Navarro led several ensembles at the school, including the beginning, intermediate, advanced and jazz bands.

Navarro’s main instrument was alto saxophone, “but he played a little bit of everything,” Caleb said. “He was humble about everything that he could play.”

Nekoba said he will always remember his friend’s intelligence and high energy.

“That things that Pablo was passionate about, he was super, super exuberant about,” he said, noting his students loved that about him. “He always tried to get through to his kids just how great music was.”

Navarro’s classroom was also a popular gathering place for students. Some ate breakfast there instead of the cafeteria because “they just enjoyed the environment in his classroom,” Caleb said.

A popular hangout

And instead of going home right away after school, some of his students came to the band room, either to hang out or practice their instruments.

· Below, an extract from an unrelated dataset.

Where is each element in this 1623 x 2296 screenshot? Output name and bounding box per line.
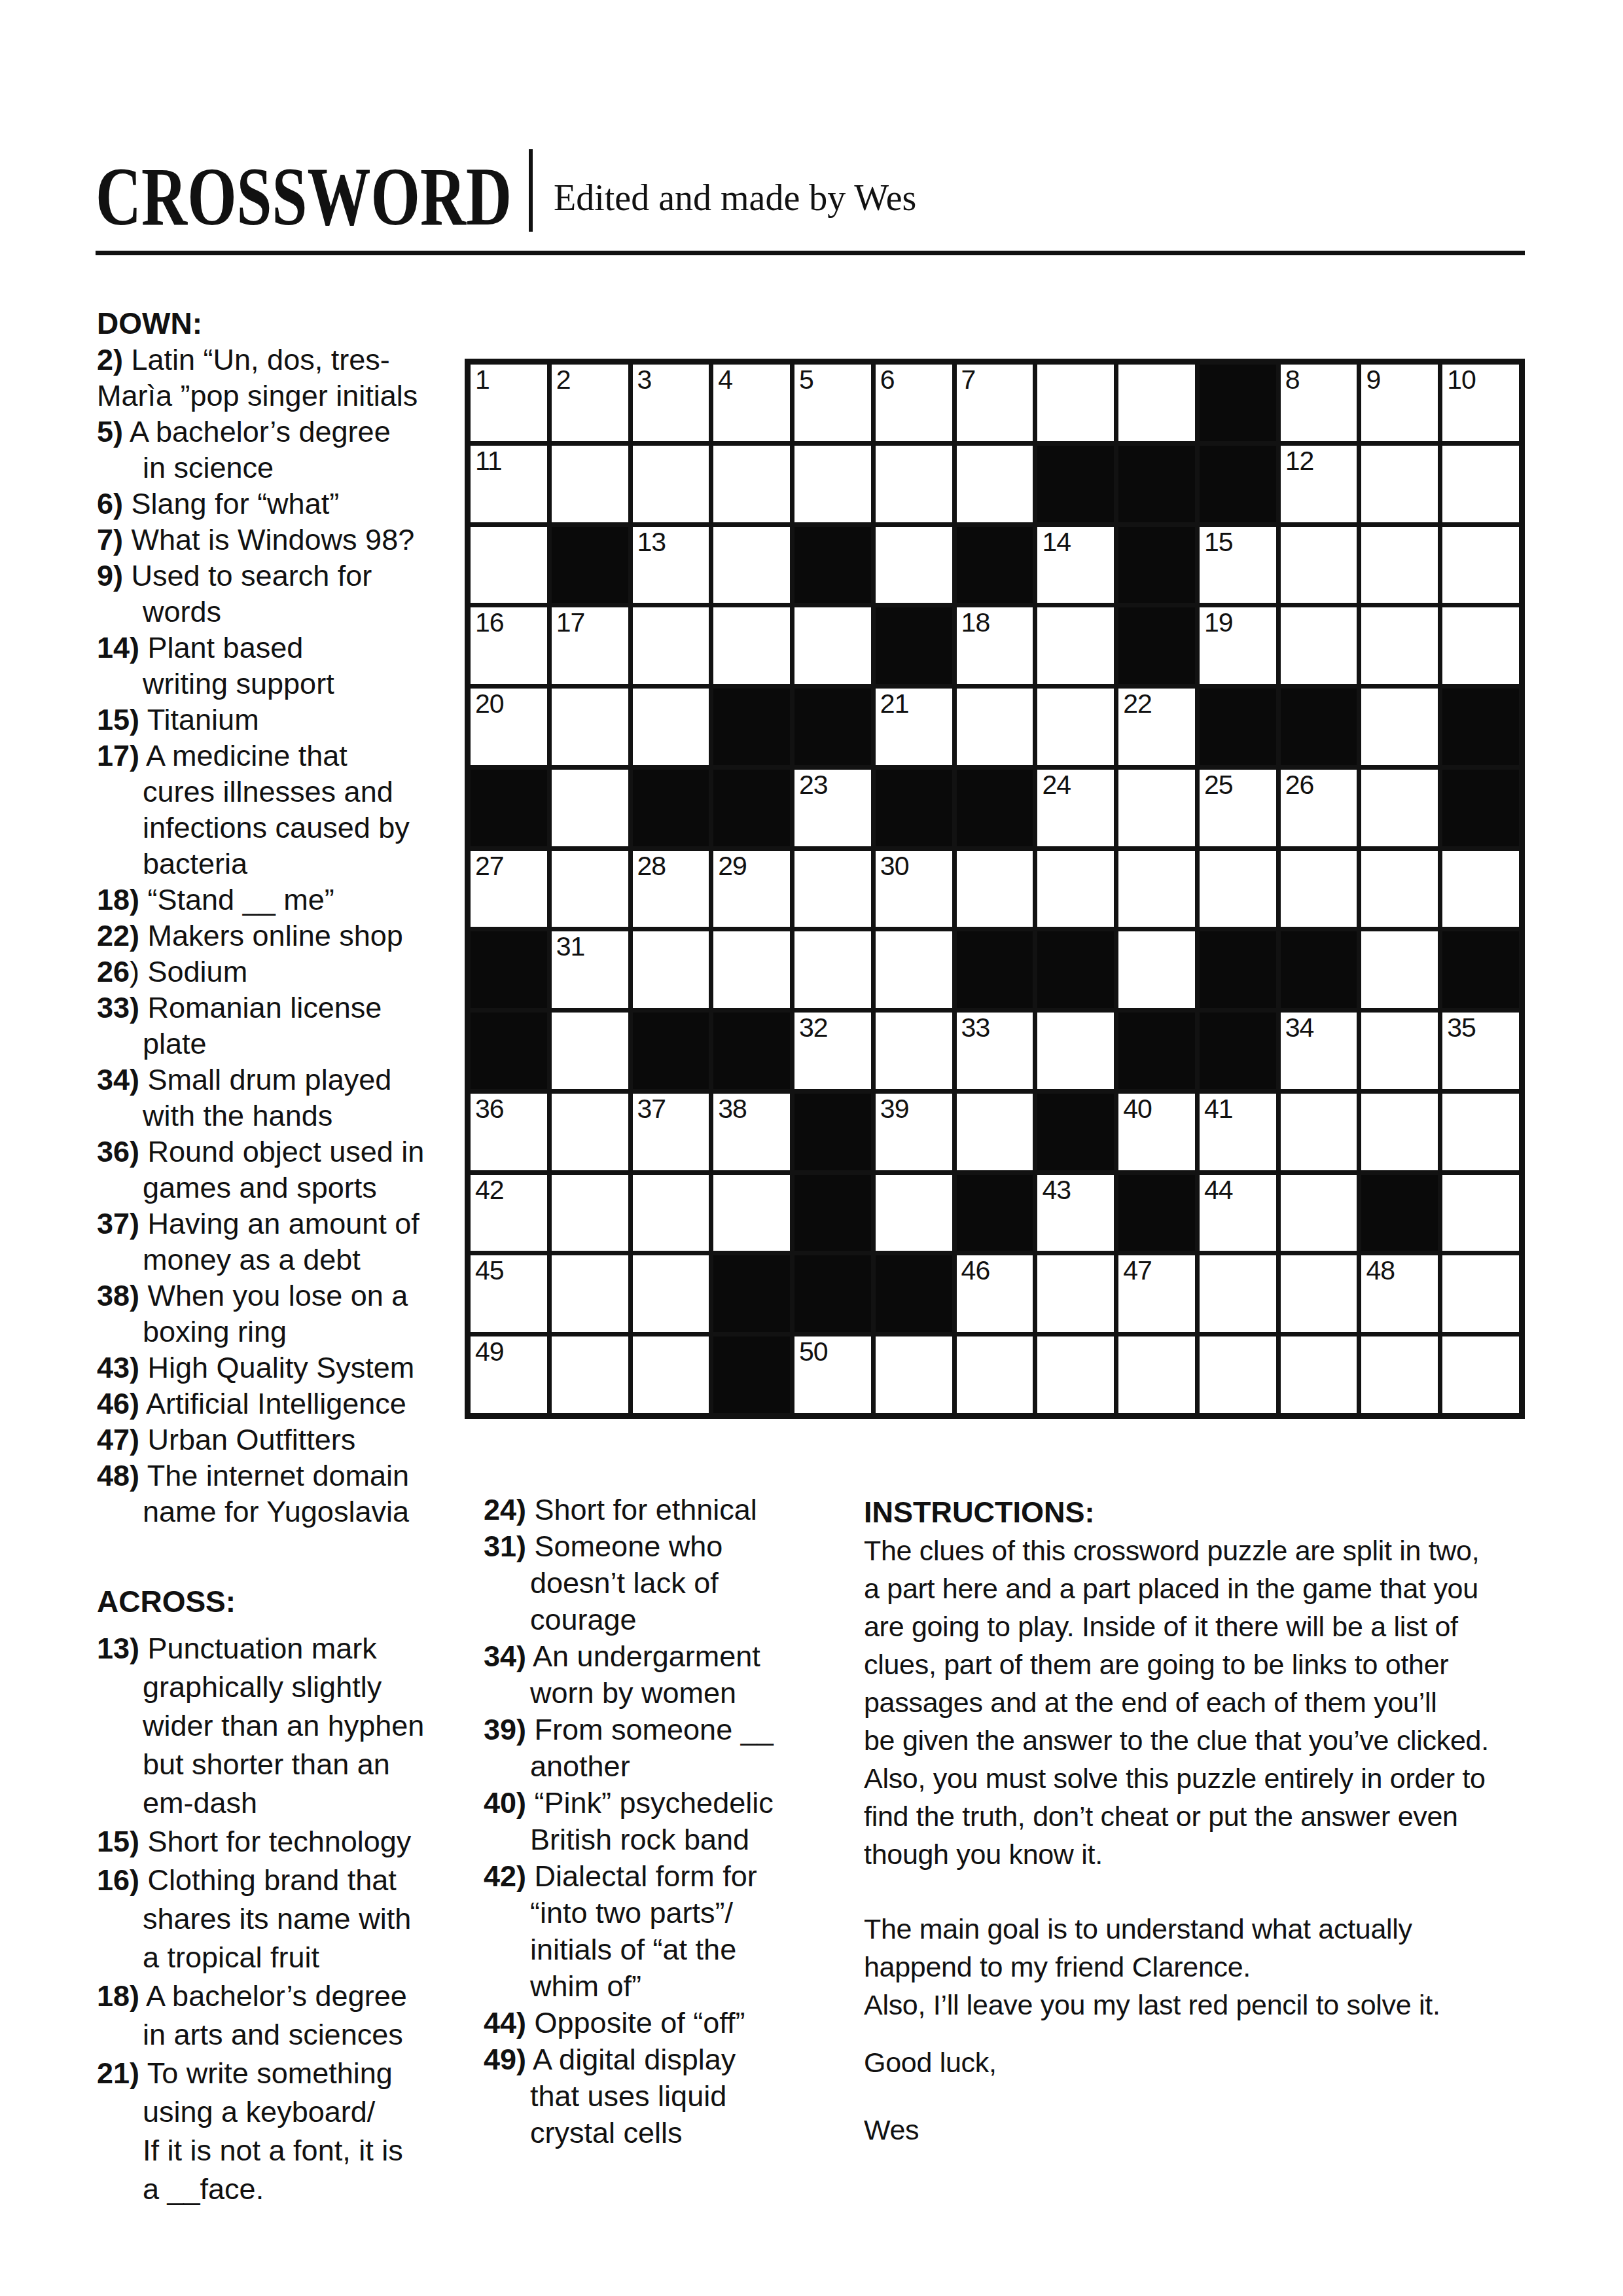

Navarro had extremely high standards for his students and held them accountable, Jaeger said. “At the same time, he had such a love for music and a passion for music education and I think he conveyed that.”

Navarro also showed his students he loved and cared about them, she said, and in return, his students wanted to do well and improve.

In 2008, Navarro’s efforts were recognized on a national level with an award from The Mr. Holland’s Opus Foundation during a ceremony in New York City.

As for life outside of teaching, Navarro used to take each of his four sons out individually for father-son days to places such as a restaurant or arcade.

Navarro was “very religious” and was actively involved in the Baptist church, Nekoba said. “Everything in his life really revolved around religion and his family. Those were the two most important things to him.”

Navarro leaves behind his wife Anita and four sons: Andrew, 23; Caleb, 21; Daniel, 19; and David, 17.

A funeral service will be held at 10:30 a.m. Saturday at First Baptist Church of The Lakes in Las Vegas.